Она открыла сумочку, вынула носовой платок и за ним портмоне. Положив на ладонь два серебряных рубля и мелочь, она протянула её к защитнику и потом к суду. Одна монетка соскользнула с руки, покружилась по бетонному, натёртому полу и легла возле пюпитра защитника. Но никто не нагнулся её поднять.

— За что вот я эти деньги получила? За это за самое. А платье вот это, а шляпка, а серьги — все за это, за самое. Раздень меня до самого голого тела, так ничего моего не найдёшь.
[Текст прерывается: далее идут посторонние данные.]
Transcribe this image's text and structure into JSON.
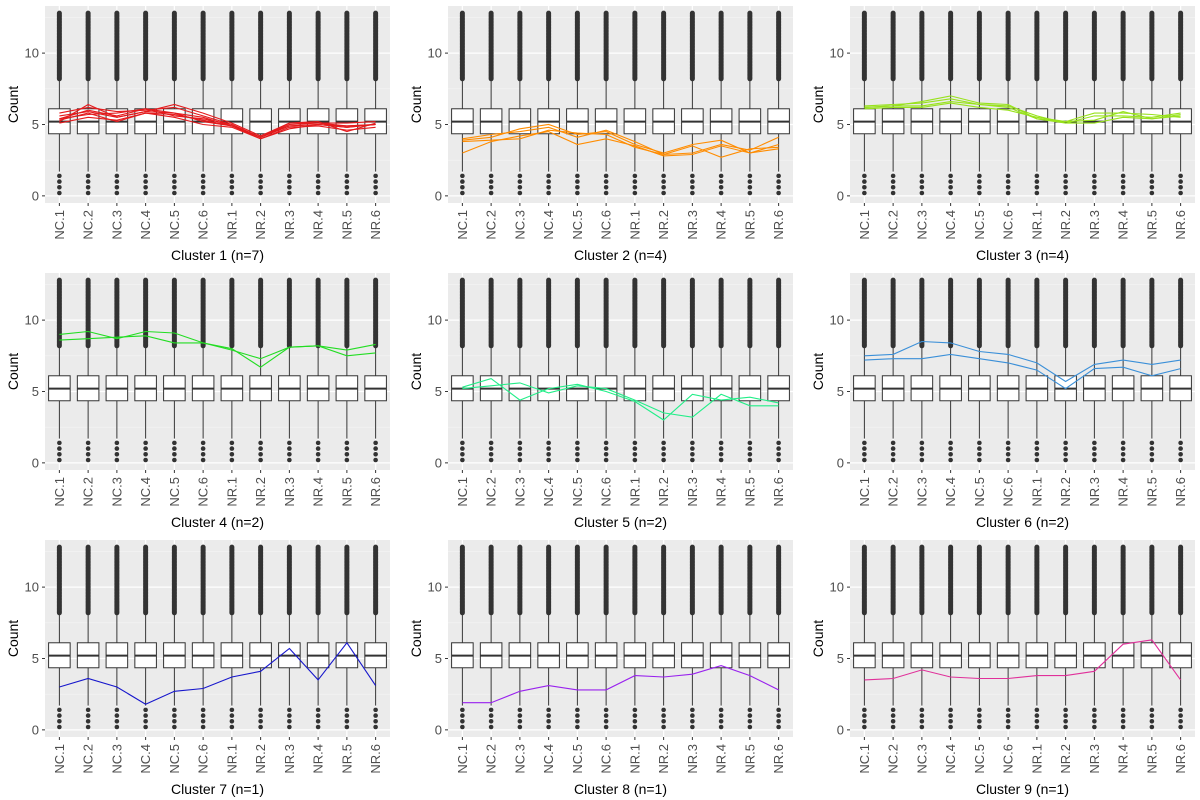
{
  "chart_data": {
    "type": "box",
    "layout": {
      "rows": 3,
      "cols": 3
    },
    "categories": [
      "NC.1",
      "NC.2",
      "NC.3",
      "NC.4",
      "NC.5",
      "NC.6",
      "NR.1",
      "NR.2",
      "NR.3",
      "NR.4",
      "NR.5",
      "NR.6"
    ],
    "ylabel": "Count",
    "ylim": [
      -0.5,
      13.3
    ],
    "yticks": [
      0,
      5,
      10
    ],
    "box": {
      "q1": 4.35,
      "median": 5.2,
      "q3": 6.1,
      "whisker_low": 1.7,
      "whisker_high": 8.2,
      "outlier_low_min": 0.2,
      "outlier_high_max": 12.8
    },
    "panels": [
      {
        "title": "Cluster 1 (n=7)",
        "color": "#e41a1c",
        "series": [
          [
            5.1,
            5.5,
            5.3,
            5.8,
            5.5,
            5.0,
            4.8,
            4.0,
            4.7,
            5.0,
            4.8,
            5.0
          ],
          [
            5.4,
            6.0,
            5.6,
            6.1,
            5.8,
            5.2,
            4.9,
            4.1,
            4.9,
            5.0,
            4.9,
            5.0
          ],
          [
            5.8,
            6.2,
            5.9,
            6.0,
            6.2,
            5.6,
            5.0,
            4.1,
            5.0,
            5.1,
            5.1,
            5.2
          ],
          [
            5.3,
            5.8,
            5.2,
            5.8,
            5.7,
            5.3,
            4.9,
            4.0,
            4.8,
            4.9,
            4.6,
            4.8
          ],
          [
            5.6,
            5.9,
            5.5,
            5.9,
            5.8,
            5.5,
            4.9,
            4.1,
            5.1,
            5.1,
            4.9,
            5.0
          ],
          [
            5.2,
            6.4,
            5.5,
            5.9,
            6.4,
            5.8,
            5.1,
            4.2,
            5.1,
            5.2,
            4.5,
            5.1
          ],
          [
            5.4,
            5.7,
            5.8,
            6.1,
            5.6,
            5.4,
            5.0,
            4.1,
            4.9,
            5.0,
            4.8,
            5.0
          ]
        ]
      },
      {
        "title": "Cluster 2 (n=4)",
        "color": "#ff8c00",
        "series": [
          [
            3.0,
            3.8,
            4.2,
            4.5,
            3.6,
            4.0,
            3.5,
            2.8,
            2.9,
            3.5,
            3.0,
            3.3
          ],
          [
            3.8,
            3.9,
            4.0,
            4.6,
            4.4,
            4.3,
            3.4,
            2.9,
            3.5,
            2.7,
            3.3,
            3.4
          ],
          [
            4.0,
            4.3,
            4.5,
            4.8,
            4.1,
            4.6,
            3.8,
            2.9,
            3.0,
            3.6,
            3.2,
            4.1
          ],
          [
            3.9,
            4.1,
            4.7,
            5.0,
            4.3,
            4.5,
            3.6,
            3.0,
            3.6,
            3.9,
            3.0,
            3.6
          ]
        ]
      },
      {
        "title": "Cluster 3 (n=4)",
        "color": "#98e21c",
        "series": [
          [
            6.3,
            6.4,
            6.5,
            6.8,
            6.4,
            6.3,
            5.6,
            5.1,
            5.6,
            5.6,
            5.5,
            5.8
          ],
          [
            6.2,
            6.3,
            6.6,
            7.0,
            6.5,
            6.4,
            5.4,
            5.2,
            5.3,
            5.9,
            5.4,
            5.6
          ],
          [
            6.1,
            6.2,
            6.2,
            6.5,
            6.2,
            6.0,
            5.5,
            5.2,
            5.8,
            5.8,
            5.7,
            5.5
          ],
          [
            6.2,
            6.3,
            6.3,
            6.6,
            6.4,
            6.2,
            5.4,
            5.1,
            5.1,
            5.5,
            5.4,
            5.7
          ]
        ]
      },
      {
        "title": "Cluster 4 (n=2)",
        "color": "#22dd22",
        "series": [
          [
            9.0,
            9.2,
            8.7,
            9.2,
            9.1,
            8.4,
            7.9,
            7.3,
            8.1,
            8.2,
            7.9,
            8.3
          ],
          [
            8.6,
            8.7,
            8.8,
            8.9,
            8.4,
            8.4,
            8.0,
            6.7,
            8.1,
            8.2,
            7.5,
            7.7
          ]
        ]
      },
      {
        "title": "Cluster 5 (n=2)",
        "color": "#22ee88",
        "series": [
          [
            5.3,
            5.9,
            4.4,
            5.2,
            5.5,
            5.0,
            4.3,
            3.0,
            4.8,
            4.4,
            4.6,
            4.2
          ],
          [
            5.2,
            5.4,
            5.6,
            4.9,
            5.4,
            5.2,
            4.4,
            3.5,
            3.2,
            4.8,
            4.0,
            4.0
          ]
        ]
      },
      {
        "title": "Cluster 6 (n=2)",
        "color": "#3a8fd8",
        "series": [
          [
            7.5,
            7.6,
            8.5,
            8.4,
            7.8,
            7.6,
            7.0,
            5.7,
            6.9,
            7.2,
            6.9,
            7.2
          ],
          [
            7.2,
            7.3,
            7.3,
            7.6,
            7.3,
            7.0,
            6.5,
            5.2,
            6.6,
            6.7,
            6.1,
            6.6
          ]
        ]
      },
      {
        "title": "Cluster 7 (n=1)",
        "color": "#1616cc",
        "series": [
          [
            3.0,
            3.6,
            3.0,
            1.8,
            2.7,
            2.9,
            3.7,
            4.1,
            5.7,
            3.5,
            6.1,
            3.1
          ]
        ]
      },
      {
        "title": "Cluster 8 (n=1)",
        "color": "#9922ee",
        "series": [
          [
            1.9,
            1.9,
            2.7,
            3.1,
            2.8,
            2.8,
            3.8,
            3.7,
            3.9,
            4.5,
            3.8,
            2.8
          ]
        ]
      },
      {
        "title": "Cluster 9 (n=1)",
        "color": "#e0309a",
        "series": [
          [
            3.5,
            3.6,
            4.2,
            3.7,
            3.6,
            3.6,
            3.8,
            3.8,
            4.1,
            6.0,
            6.3,
            3.5
          ]
        ]
      }
    ]
  }
}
Да и тело-то не моё — на три года вперёд продано, а то, может, и на всю жизнь, — жизнь-то наша короткая. А в животе у меня что? Портвейн, да пиво, да шоколад, гость вчера угощал, — выходит, что и живот не мой. Нет у меня ни стыда, ни совести: прикажете голой раздеться — разденусь; прикажете на крест наплевать — наплюю.
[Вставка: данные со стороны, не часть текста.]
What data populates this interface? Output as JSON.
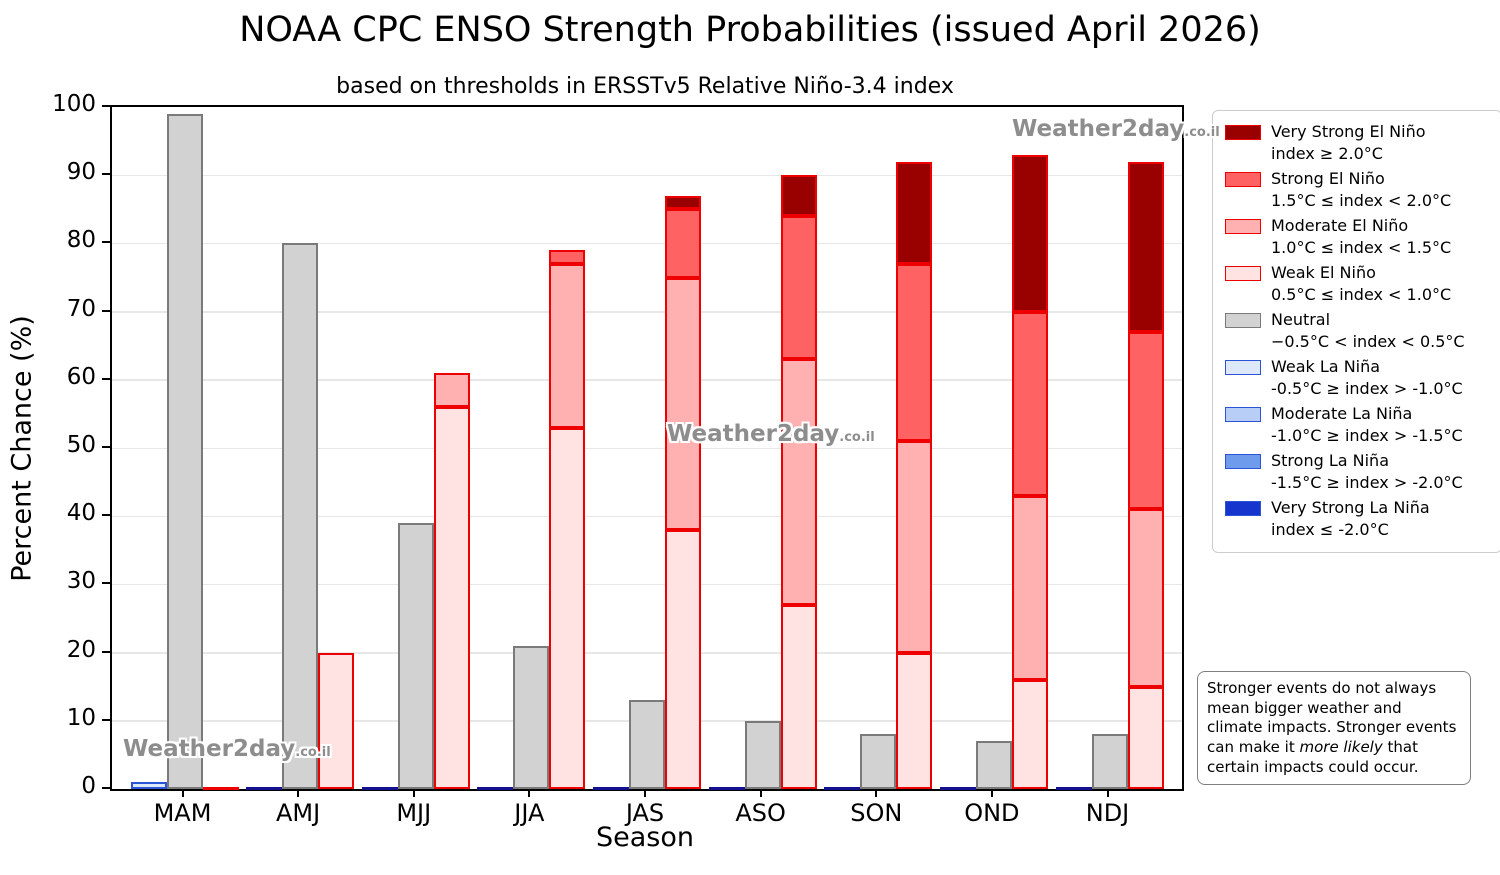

Кравченко заплакала. Слезы у неё не точились, а бежали быстрыми, нарастающими капельками и, как на поднос, падали на неестественно выдвинутую грудь. Она их вытирала, но не у глаз, а вокруг рта и на подбородке, где было щекотно.

— А то вот третьего дня меня с одним гостем венчали, так, для шутки, конечно: вместо венцов над головой ночные вазы держали, вместо свечек пивные бутылки донышками кверху, а за попа другой гость был, надел мою юбку наизнанку, так и ходил. А она, — Караулова показала на плачущую Кравченко, — за мать мне была, плакала, разливалась, как будто всерьёз. Она поплакать-то любит. А я смеялась, — ведь и правда, очень смешно было. И к церкви я равнодушна, и даже мимо стараюсь не ходить, не люблю. Вот тоже говорили тут: «Молиться», — а у меня и слов таких нет, чтобы молиться. Всякие слова знаю, даже такие, каких, глядишь, и вы не знаете, несмотря на то что мужчины; а настоящих не знаю. Да о чем и молиться-то? Того света я не боюсь, — хуже не будет; а на этом свете молитвою много не сделаешь. Молилась я, чтобы не рожать, — родила. Молилась, чтобы ребёнок при мне жил, — а пришлось в воспитательный отдать. Молилась, чтобы хоть там пожил, — а он взял да и помер. Мало ли о чем молилась, когда поглупее была, да спасибо добрым людям — отучили. Студент отучил. Вот тоже, как вы, начал говорить и о моем детстве и о прочем, и до того меня довёл, что заплакала я и взмолилась: господи, да унеси ты меня отсюда! А студент говорит: «Вот теперь ты человеком стала, и могу я теперь с тобою любовное занятие иметь». Отучил. Конечно, я на него не сержусь: каждому приятнее с честною целоваться, чем с такой, как я или вот она; но только мне-то от молитвы да от слез прибыли никакой. Нет уж, какая я христианка, господа судьи, зачем пустое говорить? Есть я Груша-цыганка, такою меня и берите.

Караулова вздохнула слегка, качнула головой, блеснув золотыми обручами серёг, и просто добавила:

— Двугривенный я тут уронила, поднять можно?

Все молчали и глядели, пока Караулова, перегнувшись, поднимала монету со скользкого пола.

— Ну, а вы-то, — с горечью обратился председатель к Пустошкиной и Кравченко, — вы-то согласны принять присягу?

— Мы-то согласны… — ответила Кравченко, плача. — А она нет!

— Господин председатель! — поднялся прокурор, строгий и величественный. — Ввиду того что многие случаи, сообщённые здесь свидетельницей Карауловой, вполне подходят под понятие кощунства, я как представитель прокурорского надзора желал бы знать, не помнит ли она имён?..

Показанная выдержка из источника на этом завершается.